Me pareció que el cortejo marchaba un poco mas de prisa. A mi alrededor continuaba
siempre el mismo campo luminoso colmado de sol. El resplandor del cielo era insostenible.
En un momento dado pasamos por una parte del camino que había sido arreglada
recientemente: El sol había hecho estallar el alquitrán. Los pies se hundían en el y dejaban
abierta su carne brillante. Por encima del coche, la galera luciente del cochero parecía
haber sido amasada con ese fango negro. Yo estaba un poco perdido entre el cielo azul y
blanco y la monotonía de aquellos colores, negro viscoso del alquitrán abierto, negro opaco
de las ropas, negro lustroso del coche. Todo esto, el sol, el olor del cuero y del estiércol del
coche, el del barniz y el del incienso y la fatiga de una noche de insomnio, me turbaba la
mirada y las ideas. Me volví una vez más: Pérez me pareció muy lejos, perdido en una
nube de calor; luego, no lo divisé más. Lo busqué con la mirada y vi que había dejado el
camino y tomado a campo traviesa. Comprobé también que el camino doblaba delante de
mí. Comprendí que Pérez, que conocía la región, cortaba campo para alcanzarnos. Al dar la
vuelta se nos había reunido. Luego lo perdimos. Volvió a tomar a campo traviesa, y así
varias veces. Yo sentía la sangre que me golpeaba en las sienes.
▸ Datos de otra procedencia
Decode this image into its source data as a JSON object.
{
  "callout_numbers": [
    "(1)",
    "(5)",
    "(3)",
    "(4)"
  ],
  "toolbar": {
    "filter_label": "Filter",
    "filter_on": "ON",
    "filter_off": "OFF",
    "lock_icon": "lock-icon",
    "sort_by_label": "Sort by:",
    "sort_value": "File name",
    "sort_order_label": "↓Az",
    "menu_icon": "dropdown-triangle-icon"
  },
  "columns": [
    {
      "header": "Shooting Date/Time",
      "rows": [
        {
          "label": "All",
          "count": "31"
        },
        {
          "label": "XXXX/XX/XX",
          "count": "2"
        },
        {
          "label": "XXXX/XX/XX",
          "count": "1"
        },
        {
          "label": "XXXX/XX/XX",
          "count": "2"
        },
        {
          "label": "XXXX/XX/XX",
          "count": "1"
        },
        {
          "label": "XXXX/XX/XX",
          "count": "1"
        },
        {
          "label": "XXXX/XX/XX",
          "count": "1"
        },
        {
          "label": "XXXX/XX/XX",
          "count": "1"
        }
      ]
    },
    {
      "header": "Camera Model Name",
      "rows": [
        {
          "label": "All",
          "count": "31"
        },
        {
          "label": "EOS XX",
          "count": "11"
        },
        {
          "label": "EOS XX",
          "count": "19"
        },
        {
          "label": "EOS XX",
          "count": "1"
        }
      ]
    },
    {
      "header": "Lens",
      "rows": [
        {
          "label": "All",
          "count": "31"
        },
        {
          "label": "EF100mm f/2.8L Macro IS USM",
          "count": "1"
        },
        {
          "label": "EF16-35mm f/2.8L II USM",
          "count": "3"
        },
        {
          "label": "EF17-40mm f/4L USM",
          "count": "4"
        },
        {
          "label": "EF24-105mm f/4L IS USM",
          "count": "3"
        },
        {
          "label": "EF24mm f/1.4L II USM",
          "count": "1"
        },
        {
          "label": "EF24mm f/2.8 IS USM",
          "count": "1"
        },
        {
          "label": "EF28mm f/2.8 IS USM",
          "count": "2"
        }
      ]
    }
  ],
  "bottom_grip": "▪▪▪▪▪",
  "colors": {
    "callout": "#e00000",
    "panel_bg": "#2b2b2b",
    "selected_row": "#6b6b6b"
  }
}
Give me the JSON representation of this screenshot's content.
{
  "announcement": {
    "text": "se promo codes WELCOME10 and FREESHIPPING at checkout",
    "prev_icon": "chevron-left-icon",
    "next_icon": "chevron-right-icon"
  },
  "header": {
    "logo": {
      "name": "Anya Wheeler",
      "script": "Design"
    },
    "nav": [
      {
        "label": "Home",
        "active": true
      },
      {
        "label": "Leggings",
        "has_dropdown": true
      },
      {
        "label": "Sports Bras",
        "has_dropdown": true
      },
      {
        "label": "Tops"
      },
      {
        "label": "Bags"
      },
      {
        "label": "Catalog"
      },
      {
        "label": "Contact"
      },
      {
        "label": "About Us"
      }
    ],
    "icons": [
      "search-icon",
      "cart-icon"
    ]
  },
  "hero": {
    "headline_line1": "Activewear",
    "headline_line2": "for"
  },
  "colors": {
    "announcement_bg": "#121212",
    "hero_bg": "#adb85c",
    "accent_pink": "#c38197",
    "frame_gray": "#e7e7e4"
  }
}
Todo ocurrió en seguida con tanta precipitación, certidumbre y naturalidad, que no
recuerdo nada más. Sólo una cosa: a la entrada del pueblo la enfermera delegada me habló.
Tenía una voz singular, que no correspondía a su rostro; una voz melodiosa y trémula. Me
dijo: «Si uno anda despacio, corre el riesgo de una insolación. Pero si anda demasiado
aprisa, transpira y, en la iglesia, pesca un resfriado.» Tenía razón. No había escapatoria.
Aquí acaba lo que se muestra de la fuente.